Partners in Cupid target industry

January 19, 2001

Cupid, a new Scottish university consortium, is hoping to spark a romance with industry that could make the United Kingdom a world leader in display technology.

Visual displays on machines are becoming increasingly important, whether for mobile phones, microwave ovens or rear-projection televisions, and the race is on worldwide to develop the underlying technology.

The Combined University Partnership with Industry in Displays is an alliance between Abertay Dundee, Dundee, Edinburgh, Heriot-Watt and Napier universities and the Scottish Optoelectronics Association, which promotes links between higher education and companies.

Cupid has won £150,000 of seed funding from Scottish Enterprise for centres in Dundee and Edinburgh that will promote academic expertise to industry.

Allan Gillespie, professor of photonics at Abertay and director of its Electronic, Photonic and Information Control Centre (Epicentre), said: "We need all five university partners to make the whole thing work. This is far too big and expensive a field for individual universities to cover, and we are pooling our expertise."

Professor Gillespie stressed that the consortium was "very open" to approaches from other institutions in Scotland and the rest of the UK.

Cupid members are already part of a wider UK consortium, supported by the Engineering and Physical Sciences Research Council, to run MSc training packages in display technology.

Professor Gillespie said technician training was also being developed. "We don't just help industry by doing research," he said.

Michael McGuinness, of the Scottish Enterprise optoelectronics team, said:

"The main benefit we see from Cupid is to bring the synergy of different departments together in a single point of contact to help industry and bodies like us understand what are the key developments in the technology.

"Various departments have key specialisms, and the whole point is to get a critical mass of activity in the display field."

Mr McGuinness said Cupid would bolster qualifications in display technology and raise Scotland's profile.

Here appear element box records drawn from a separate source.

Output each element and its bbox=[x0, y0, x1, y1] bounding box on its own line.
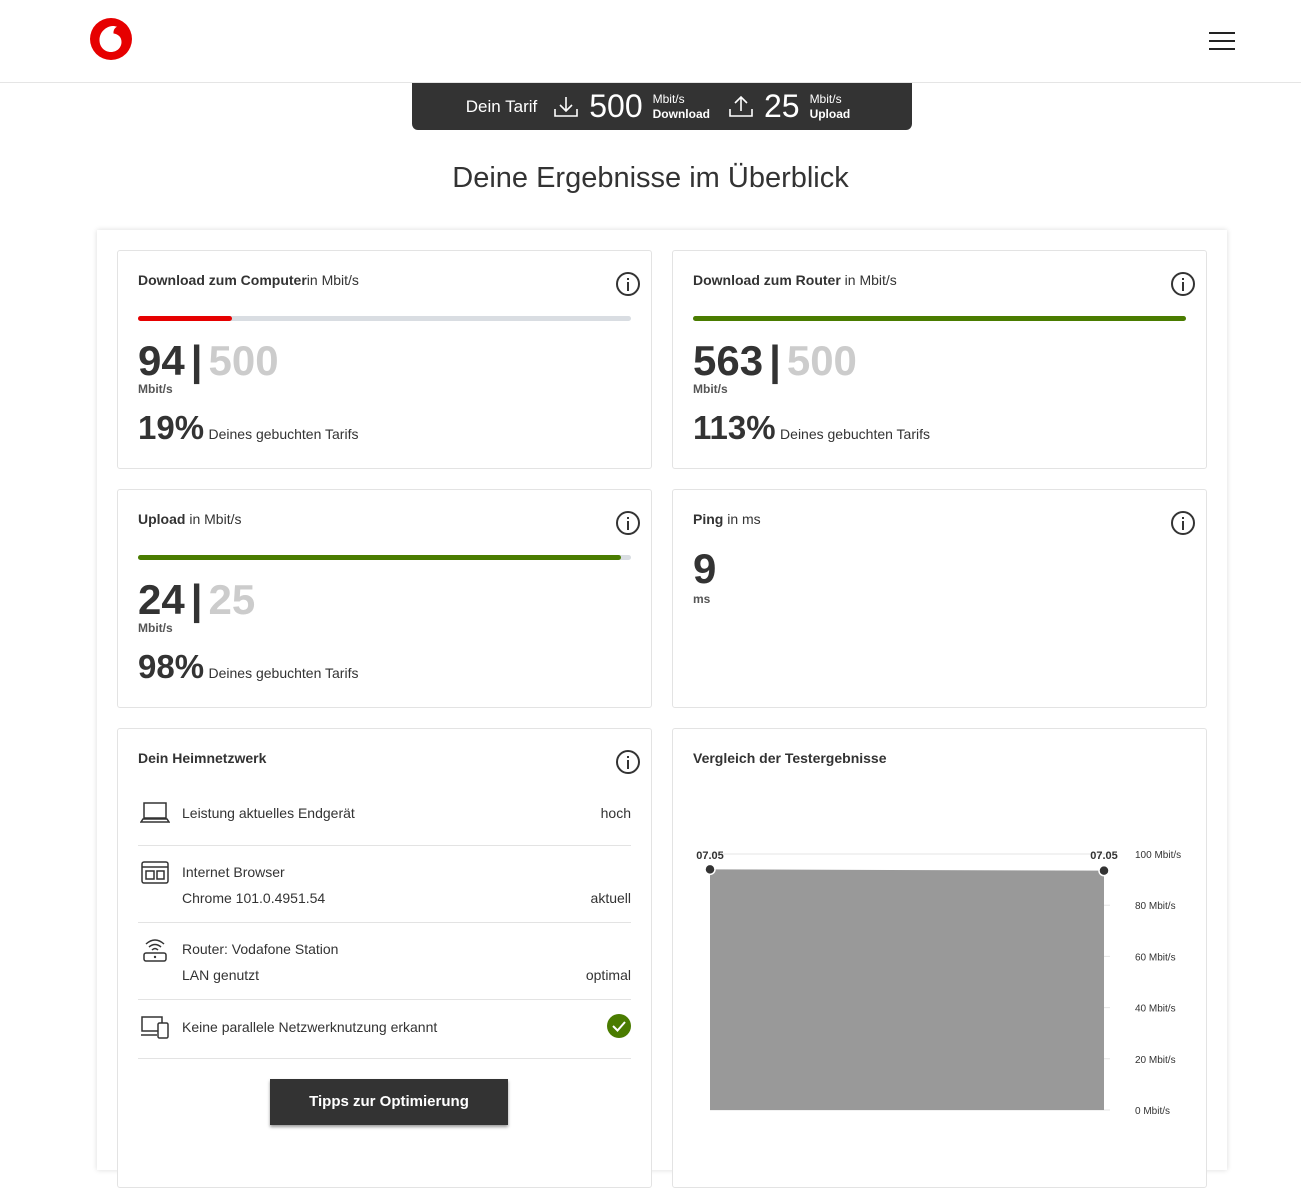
row-label: Internet Browser bbox=[182, 864, 285, 880]
card-title: Ping bbox=[693, 511, 724, 527]
percent-text: Deines gebuchten Tarifs bbox=[208, 665, 359, 681]
data-point bbox=[704, 863, 716, 876]
progress-fill bbox=[138, 555, 622, 560]
tarif-label: Dein Tarif bbox=[465, 96, 538, 116]
value-unit: Mbit/s bbox=[138, 621, 173, 635]
y-tick-label: 100 Mbit/s bbox=[1135, 850, 1181, 861]
download-icon bbox=[554, 96, 579, 117]
progress-bar bbox=[138, 555, 631, 560]
laptop-icon bbox=[140, 802, 170, 823]
page-title: Deine Ergebnisse im Überblick bbox=[452, 162, 849, 194]
percent-value: 98% bbox=[138, 648, 205, 685]
tarif-upload-label: Upload bbox=[809, 106, 851, 121]
comparison-card: Vergleich der Testergebnisse 100 Mbit/s 8… bbox=[672, 728, 1207, 1188]
progress-bar bbox=[693, 316, 1186, 321]
info-icon[interactable] bbox=[1171, 272, 1195, 296]
tarif-download-value: 500 bbox=[589, 88, 643, 124]
header bbox=[0, 0, 1301, 83]
value-unit: Mbit/s bbox=[138, 382, 173, 396]
info-icon[interactable] bbox=[616, 750, 640, 774]
card-title: Download zum Router bbox=[693, 272, 841, 288]
comparison-chart: 100 Mbit/s 80 Mbit/s 60 Mbit/s 40 Mbit/s 20 … bbox=[696, 850, 1181, 1117]
row-sublabel: Chrome 101.0.4951.54 bbox=[182, 890, 326, 906]
hamburger-menu-icon[interactable] bbox=[1209, 32, 1235, 52]
check-icon bbox=[607, 1014, 631, 1038]
home-network-card: Dein Heimnetzwerk Leistung aktuelles End… bbox=[117, 728, 652, 1188]
measured-value: 24 bbox=[138, 576, 185, 623]
value-unit: Mbit/s bbox=[693, 382, 728, 396]
progress-fill bbox=[693, 316, 1186, 321]
x-tick-label: 07.05 bbox=[696, 850, 724, 862]
vodafone-logo[interactable] bbox=[88, 17, 134, 61]
tarif-upload-unit: Mbit/s bbox=[809, 91, 842, 106]
card-unit: in ms bbox=[723, 511, 761, 527]
y-tick-label: 20 Mbit/s bbox=[1135, 1055, 1176, 1066]
download-router-card: Download zum Router in Mbit/s 563 | 500 Mb… bbox=[672, 250, 1207, 469]
measured-value: 94 bbox=[138, 337, 185, 384]
tarif-download-unit: Mbit/s bbox=[652, 91, 685, 106]
row-status: optimal bbox=[585, 967, 631, 983]
percent-value: 19% bbox=[138, 409, 205, 446]
devices-icon bbox=[141, 1016, 169, 1039]
data-point bbox=[1098, 864, 1110, 877]
optimization-tips-button[interactable]: Tipps zur Optimierung bbox=[270, 1079, 508, 1125]
progress-fill bbox=[138, 316, 232, 321]
value-unit: ms bbox=[693, 592, 711, 606]
row-sublabel: LAN genutzt bbox=[182, 967, 260, 983]
card-unit: in Mbit/s bbox=[840, 272, 897, 288]
row-label: Keine parallele Netzwerknutzung erkannt bbox=[182, 1019, 438, 1035]
progress-bar bbox=[138, 316, 631, 321]
card-title: Download zum Computer bbox=[138, 272, 307, 288]
card-title: Upload bbox=[138, 511, 186, 527]
network-row-parallel: Keine parallele Netzwerknutzung erkannt bbox=[138, 1000, 631, 1059]
info-icon[interactable] bbox=[616, 272, 640, 296]
tarif-upload-value: 25 bbox=[763, 88, 800, 124]
download-computer-card: Download zum Computerin Mbit/s 94 | 500 Mb… bbox=[117, 250, 652, 469]
y-tick-label: 0 Mbit/s bbox=[1135, 1106, 1170, 1117]
ping-value: 9 bbox=[693, 545, 717, 592]
x-tick-label: 07.05 bbox=[1090, 850, 1118, 862]
tarif-download-label: Download bbox=[652, 106, 710, 121]
max-value: 25 bbox=[208, 576, 256, 623]
row-status: aktuell bbox=[590, 890, 631, 906]
y-tick-label: 80 Mbit/s bbox=[1135, 901, 1176, 912]
y-tick-label: 40 Mbit/s bbox=[1135, 1004, 1176, 1015]
router-wifi-icon bbox=[143, 939, 167, 962]
row-status: hoch bbox=[600, 805, 631, 821]
y-tick-label: 60 Mbit/s bbox=[1135, 952, 1176, 963]
upload-icon bbox=[729, 95, 753, 117]
percent-text: Deines gebuchten Tarifs bbox=[780, 426, 930, 442]
max-value: 500 bbox=[786, 337, 857, 384]
card-unit: in Mbit/s bbox=[306, 272, 359, 288]
results-panel: Download zum Computerin Mbit/s 94 | 500 Mb… bbox=[97, 230, 1227, 1188]
card-unit: in Mbit/s bbox=[185, 511, 242, 527]
info-icon[interactable] bbox=[1171, 511, 1195, 535]
info-icon[interactable] bbox=[616, 511, 640, 535]
network-row-device: Leistung aktuelles Endgerät hoch bbox=[138, 796, 631, 846]
percent-text: Deines gebuchten Tarifs bbox=[208, 426, 359, 442]
tarif-banner: Dein Tarif 500 Mbit/s Download 25 Mbit/s U… bbox=[412, 83, 912, 130]
measured-value: 563 bbox=[693, 337, 764, 384]
max-value: 500 bbox=[208, 337, 279, 384]
row-label: Router: Vodafone Station bbox=[182, 941, 339, 957]
card-title: Dein Heimnetzwerk bbox=[138, 750, 267, 766]
upload-card: Upload in Mbit/s 24 | 25 Mbit/s 98% Deines… bbox=[117, 489, 652, 708]
network-row-router: Router: Vodafone Station LAN genutzt opt… bbox=[138, 923, 631, 1000]
browser-icon bbox=[141, 861, 169, 884]
row-label: Leistung aktuelles Endgerät bbox=[182, 805, 355, 821]
card-title: Vergleich der Testergebnisse bbox=[693, 750, 887, 766]
percent-value: 113% bbox=[693, 409, 776, 446]
network-row-browser: Internet Browser Chrome 101.0.4951.54 ak… bbox=[138, 846, 631, 923]
series-area bbox=[710, 869, 1104, 1110]
ping-card: Ping in ms 9 ms bbox=[672, 489, 1207, 708]
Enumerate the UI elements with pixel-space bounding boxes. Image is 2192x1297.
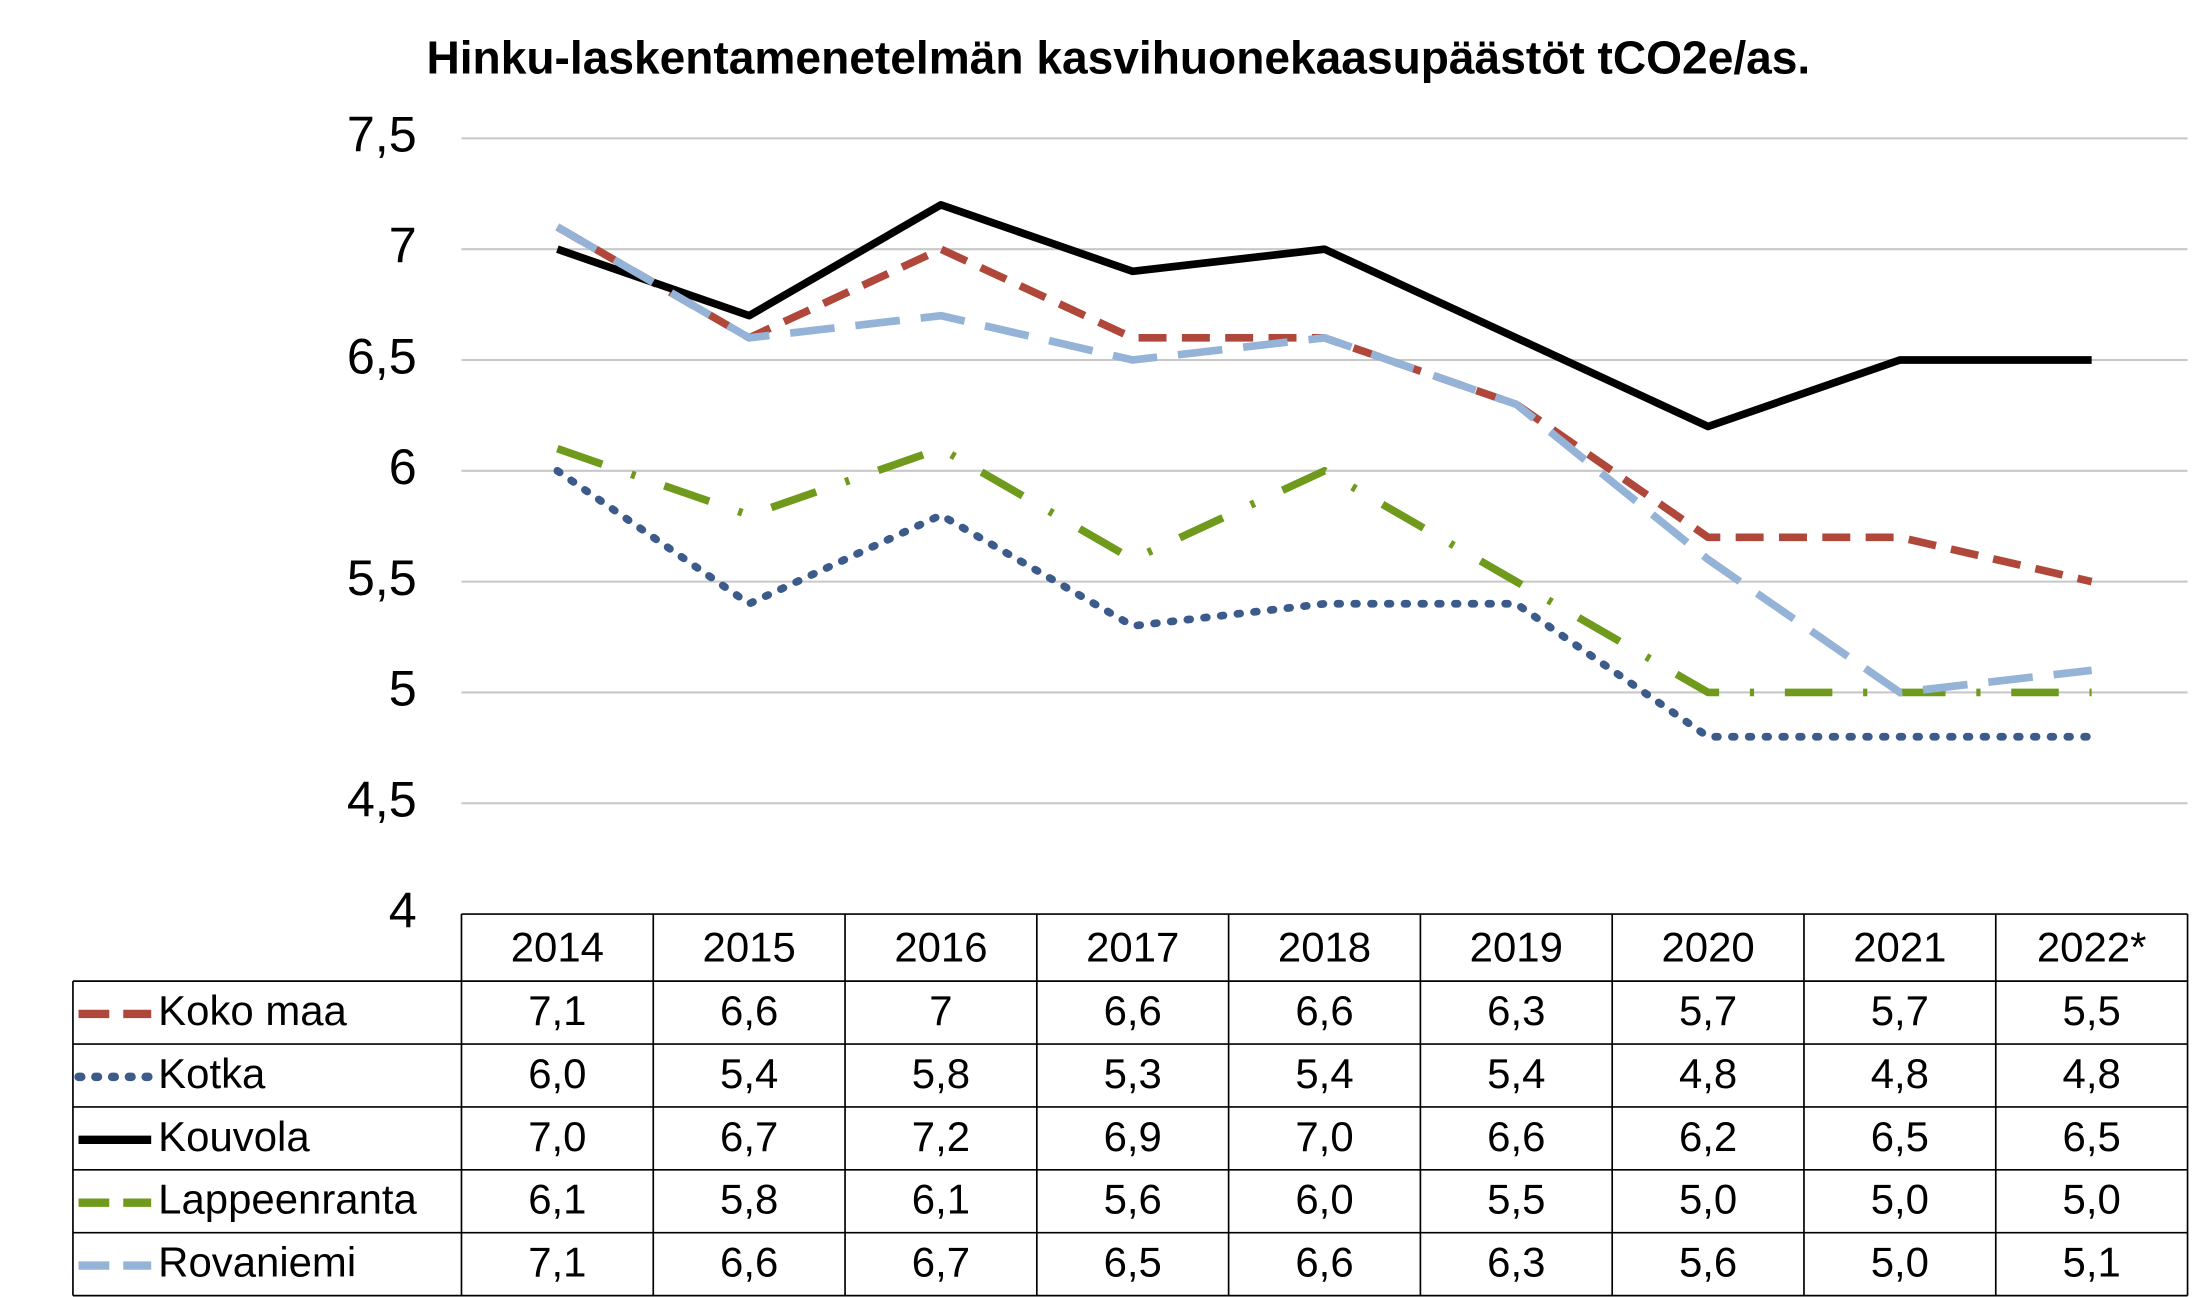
table-cell: 5,4 — [1487, 1050, 1545, 1097]
table-cell: 4,8 — [1679, 1050, 1737, 1097]
table-cell: 5,5 — [2063, 987, 2121, 1034]
table-cell: 6,6 — [720, 987, 778, 1034]
x-tick-label: 2018 — [1278, 923, 1371, 970]
y-tick-label: 5,5 — [347, 549, 417, 606]
x-tick-label: 2014 — [511, 923, 604, 970]
table-cell: 7 — [929, 987, 952, 1034]
table-cell: 7,2 — [912, 1113, 970, 1160]
table-cell: 4,8 — [2063, 1050, 2121, 1097]
table-cell: 6,6 — [720, 1239, 778, 1286]
table-cell: 5,6 — [1104, 1176, 1162, 1223]
series-line — [556, 201, 2092, 431]
table-cell: 6,1 — [912, 1176, 970, 1223]
table-cell: 7,0 — [528, 1113, 586, 1160]
table-cell: 5,0 — [1871, 1239, 1929, 1286]
x-tick-label: 2016 — [894, 923, 987, 970]
table-cell: 5,7 — [1871, 987, 1929, 1034]
x-tick-label: 2019 — [1470, 923, 1563, 970]
table-cell: 5,0 — [1679, 1176, 1737, 1223]
table-cell: 5,4 — [720, 1050, 778, 1097]
table-cell: 6,6 — [1295, 987, 1353, 1034]
series-line — [556, 444, 2092, 697]
table-cell: 6,5 — [1871, 1113, 1929, 1160]
table-cell: 5,3 — [1104, 1050, 1162, 1097]
table-cell: 6,9 — [1104, 1113, 1162, 1160]
table-cell: 6,7 — [720, 1113, 778, 1160]
table-cell: 5,0 — [1871, 1176, 1929, 1223]
legend-label: Lappeenranta — [158, 1176, 417, 1223]
table-cell: 7,1 — [528, 987, 586, 1034]
x-tick-label: 2021 — [1853, 923, 1946, 970]
table-cell: 5,6 — [1679, 1239, 1737, 1286]
x-tick-label: 2015 — [703, 923, 796, 970]
x-tick-label: 2017 — [1086, 923, 1179, 970]
table-cell: 4,8 — [1871, 1050, 1929, 1097]
table-cell: 6,6 — [1104, 987, 1162, 1034]
table-cell: 5,1 — [2063, 1239, 2121, 1286]
table-cell: 6,6 — [1295, 1239, 1353, 1286]
series-line — [553, 466, 2096, 741]
legend-label: Kotka — [158, 1050, 266, 1097]
legend-label: Koko maa — [158, 987, 347, 1034]
table-cell: 6,5 — [1104, 1239, 1162, 1286]
table-cell: 5,8 — [720, 1176, 778, 1223]
y-tick-label: 6 — [389, 438, 417, 495]
table-cell: 5,0 — [2063, 1176, 2121, 1223]
legend-label: Rovaniemi — [158, 1239, 356, 1286]
y-tick-label: 7 — [389, 216, 417, 273]
table-cell: 6,2 — [1679, 1113, 1737, 1160]
y-tick-label: 4,5 — [347, 771, 417, 828]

It would be able to build on Scotland's expertise in the semiconductor industry.

"We think Scotland has an advantage in very small microdisplays, which comes from our expertise in microelectronics," he said.

These could be tiny displays, invisible to the naked eye until they were seen through special screens.

"Display technology is all-pervasive, in every element of life today, and people expect to see information on a screen that is visual and easy to understand," he said.